1. Traditional PSU design has the hot component (Mosfets? Transistors?) mounted on a heatsink or pair of heatsinks. The heatsinks are typically, however, live. As in 120/240v AC power. Thus, the way it was done by BladeRunner and an Aussie I can't recall (but Google might) is to take out the heatsink, and replace it with a custom waterblock (bent copper pipe for the Aussie, flashy shiny thing for BladeRunner) and then electrically but not thermally isolate the component from the waterblock using mica shims. So far, haven't mustered the balls to do this myself as I've been zapped by 240v and I didn't like it.
2. Recent innovation has so called "silent" and "fanless" PSUs. Not sure how these work. Perhaps its just got better live heatsinks and lots of holes in the PSU casing, and components that can handle hotter temps?
Perhaps they thermally connect the live heatsink to the casing? In which case, you could then add a block to the casing, or replace that thermal interface with one to a WB.
Remember, the worse the interface between the heater (Mosfet) and the coolant, the hotter that component has to get to get its energy into the coolant. For a fanless PSU, that temp could probably get pretty hot before you care.
3. 100 WBs ain't going to matter much if 99 of them are basic straight-through-flow types. Eg: 10mm ID copper pipe soldered to the side of a copper HDD cage, or to the outside of a fanless PSU. Remember also that flow rates don't fall proportionatly as the resistance is so impacted by flow rates and vis-versa.
Eg: Laing D4, 2m x 1/2" tubing, 1 x 120.3, 1 x 120.2, 1 x LRR Whitewater block = approx 7.7 LPM
Add additional 20cm of tubing and a Swiftech 5002 (to represent a medium impendence GPU block) = 6.8 LPM
Add additional 20cm of tubing and a Swiftech 5002 (to represent a medium impendence NB block) = 6.1 LPM
Add additional 20cm of tubing and an Atlantis block (to represent a low impendence HDD block) = 5.9 LPM
Add additional 20cm of tubing and an Atlantis block (to represent a low impendence PSU block) = 5.7 LPM
Add additional 20cm of tubing and an Atlantis block (to represent a low impendence Mosfet block) = 5.5 LPM
Now the above are all
approximated but you get the idea.
BTW, Eheim 1250 with the above gets 4.5LPM, MCP350 gets 3.5 LPM which is all "enough".
4. WRT the "hot" water at the end of the loop, I give you this:
http://www.geocities.com/lh_git/wckb...p_changes.html
So, 400W @ 3.5 LPM (MCP350) gives water 1.6 degrees hotter at the hottest point than the coldest.
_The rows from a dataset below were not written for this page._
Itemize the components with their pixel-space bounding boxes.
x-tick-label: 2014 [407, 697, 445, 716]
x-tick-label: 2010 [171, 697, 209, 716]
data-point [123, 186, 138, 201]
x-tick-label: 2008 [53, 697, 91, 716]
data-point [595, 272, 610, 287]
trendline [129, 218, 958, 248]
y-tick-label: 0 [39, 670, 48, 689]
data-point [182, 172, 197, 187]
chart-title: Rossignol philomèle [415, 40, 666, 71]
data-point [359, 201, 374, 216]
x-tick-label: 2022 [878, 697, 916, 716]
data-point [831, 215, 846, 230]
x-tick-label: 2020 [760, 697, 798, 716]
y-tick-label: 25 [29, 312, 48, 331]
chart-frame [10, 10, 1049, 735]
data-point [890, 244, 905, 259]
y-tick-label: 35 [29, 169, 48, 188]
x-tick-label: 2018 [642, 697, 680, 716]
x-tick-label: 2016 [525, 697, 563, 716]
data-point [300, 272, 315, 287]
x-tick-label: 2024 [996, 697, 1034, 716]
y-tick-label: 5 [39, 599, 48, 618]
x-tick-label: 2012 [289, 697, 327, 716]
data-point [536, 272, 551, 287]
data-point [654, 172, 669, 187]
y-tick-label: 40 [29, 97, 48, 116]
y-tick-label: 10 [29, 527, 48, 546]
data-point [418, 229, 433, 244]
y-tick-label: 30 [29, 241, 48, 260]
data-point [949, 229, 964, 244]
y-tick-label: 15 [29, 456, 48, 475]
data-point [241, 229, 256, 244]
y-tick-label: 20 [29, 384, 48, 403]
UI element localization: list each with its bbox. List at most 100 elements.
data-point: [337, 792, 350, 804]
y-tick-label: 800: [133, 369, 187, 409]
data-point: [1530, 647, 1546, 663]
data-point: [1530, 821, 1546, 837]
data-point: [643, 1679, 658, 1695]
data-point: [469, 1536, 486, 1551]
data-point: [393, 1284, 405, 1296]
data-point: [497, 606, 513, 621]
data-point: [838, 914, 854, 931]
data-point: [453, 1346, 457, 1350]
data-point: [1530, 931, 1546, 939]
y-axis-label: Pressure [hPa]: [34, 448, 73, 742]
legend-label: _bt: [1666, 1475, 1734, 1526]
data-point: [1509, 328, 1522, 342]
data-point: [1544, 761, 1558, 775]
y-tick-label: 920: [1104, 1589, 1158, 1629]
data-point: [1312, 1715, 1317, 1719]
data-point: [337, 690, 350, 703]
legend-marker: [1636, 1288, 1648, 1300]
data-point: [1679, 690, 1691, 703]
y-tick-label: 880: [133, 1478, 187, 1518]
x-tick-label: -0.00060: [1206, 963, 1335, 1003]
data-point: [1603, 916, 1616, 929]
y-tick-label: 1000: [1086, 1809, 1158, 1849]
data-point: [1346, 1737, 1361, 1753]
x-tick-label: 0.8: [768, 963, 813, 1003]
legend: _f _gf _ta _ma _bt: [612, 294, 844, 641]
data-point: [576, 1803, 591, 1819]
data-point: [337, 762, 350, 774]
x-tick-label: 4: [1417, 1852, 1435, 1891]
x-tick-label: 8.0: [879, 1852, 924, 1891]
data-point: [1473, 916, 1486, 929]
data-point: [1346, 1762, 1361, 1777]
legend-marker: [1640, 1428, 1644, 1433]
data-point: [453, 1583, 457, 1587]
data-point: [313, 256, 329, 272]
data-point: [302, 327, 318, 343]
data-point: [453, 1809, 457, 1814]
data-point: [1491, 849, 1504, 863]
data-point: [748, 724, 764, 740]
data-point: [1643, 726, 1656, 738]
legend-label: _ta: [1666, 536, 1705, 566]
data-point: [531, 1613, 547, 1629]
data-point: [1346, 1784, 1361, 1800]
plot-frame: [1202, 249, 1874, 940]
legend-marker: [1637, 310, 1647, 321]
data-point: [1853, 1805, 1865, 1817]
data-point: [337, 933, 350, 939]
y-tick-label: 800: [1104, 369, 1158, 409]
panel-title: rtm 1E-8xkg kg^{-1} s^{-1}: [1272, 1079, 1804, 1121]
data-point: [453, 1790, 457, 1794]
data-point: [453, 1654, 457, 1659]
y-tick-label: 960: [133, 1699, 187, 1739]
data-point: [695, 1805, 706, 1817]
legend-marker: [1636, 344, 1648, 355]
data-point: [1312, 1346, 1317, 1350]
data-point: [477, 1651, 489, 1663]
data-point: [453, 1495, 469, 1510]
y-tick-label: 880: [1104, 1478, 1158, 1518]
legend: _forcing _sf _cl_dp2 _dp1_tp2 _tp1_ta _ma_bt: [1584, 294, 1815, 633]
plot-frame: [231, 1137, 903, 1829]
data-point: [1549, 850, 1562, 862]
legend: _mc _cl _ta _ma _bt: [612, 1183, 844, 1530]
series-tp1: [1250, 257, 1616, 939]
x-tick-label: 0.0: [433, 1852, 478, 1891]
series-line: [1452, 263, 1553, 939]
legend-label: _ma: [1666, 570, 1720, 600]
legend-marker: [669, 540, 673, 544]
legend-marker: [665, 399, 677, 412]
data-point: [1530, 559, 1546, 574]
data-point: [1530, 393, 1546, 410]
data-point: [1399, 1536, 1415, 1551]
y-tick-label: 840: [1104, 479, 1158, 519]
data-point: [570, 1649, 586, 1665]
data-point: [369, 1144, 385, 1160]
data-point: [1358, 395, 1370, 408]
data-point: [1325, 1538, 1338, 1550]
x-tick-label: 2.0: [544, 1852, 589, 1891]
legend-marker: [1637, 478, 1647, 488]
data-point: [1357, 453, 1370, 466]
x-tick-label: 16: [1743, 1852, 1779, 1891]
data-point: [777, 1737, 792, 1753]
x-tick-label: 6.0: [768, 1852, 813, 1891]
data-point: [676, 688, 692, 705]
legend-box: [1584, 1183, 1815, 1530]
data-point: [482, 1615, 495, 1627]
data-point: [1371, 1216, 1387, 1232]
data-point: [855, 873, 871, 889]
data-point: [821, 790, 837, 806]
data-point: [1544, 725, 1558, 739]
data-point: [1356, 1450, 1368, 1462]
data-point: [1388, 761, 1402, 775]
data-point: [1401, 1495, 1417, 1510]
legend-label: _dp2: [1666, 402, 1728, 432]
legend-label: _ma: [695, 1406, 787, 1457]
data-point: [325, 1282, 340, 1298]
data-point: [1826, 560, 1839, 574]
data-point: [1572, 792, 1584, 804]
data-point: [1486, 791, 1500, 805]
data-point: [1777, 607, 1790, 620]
400W @ 5.5 LPM (Laing D4) gives water 1.0 degrees hotter at the hottest point than the coldest.
To me, I'd have the CPU right after the big radiator, and I'd put the GPU next, the NB next, the HDDs next, the mosfets and then the PSU. Who cares if the water is 1 or 2 degrees hotter by the time it leaves the PSU?
5. Design it thinking of hot air rising, and getting the coldest air, and venting hot air away from the PC and you'll be fine. Remember also that once you remove the fans and silence the drives, you'll hear things like power mosfets "whistling". True silence is ambitious.
6. WRT coolers, I can't help you with those rads (being an Aussie), but I can point you to
http://thermal-management-testing.com/ThermoChill.htm and predict that **typically** a radiator of the same size will perform approximately the same. You'll definately need more than 1 x 120.2 as shown in that site for 450W because you've not got good air flow, but then you can probably live with a higher difference in temp between coolant and air. You never get in trouble in buying the biggest radiator that will fit.
Whilst you are there, check out Graph 15. See how steep the graph is getting? Well, passive radiators will struggle to get 0.5 CFM even if horizontal, so you'll be in the LHS area of the graph.

Best to go large then!
Graph 13 is also scary, but remember that BillA was keeping the delta-T to 5 degrees. As per previous, my 260mm x 150mm of passive heater cores was able to keep approx 60W cool using no near zero air flow but with a much larger delta-T (probaly 15 to 20 degrees).
7. Define serious? Cathar designed the best blocks so far twice in a row (LRR, Cascade) and Silverprop make one of the best GPU blocks, and are Aussie like me. What are you buying from Germany? WC PSUs are rare and are typically DIY. Eheim pumps are also popular. However, you could buy all your components from say DangerDen or Swiftech, except you'd have to DIY the PSU and HDD blocks.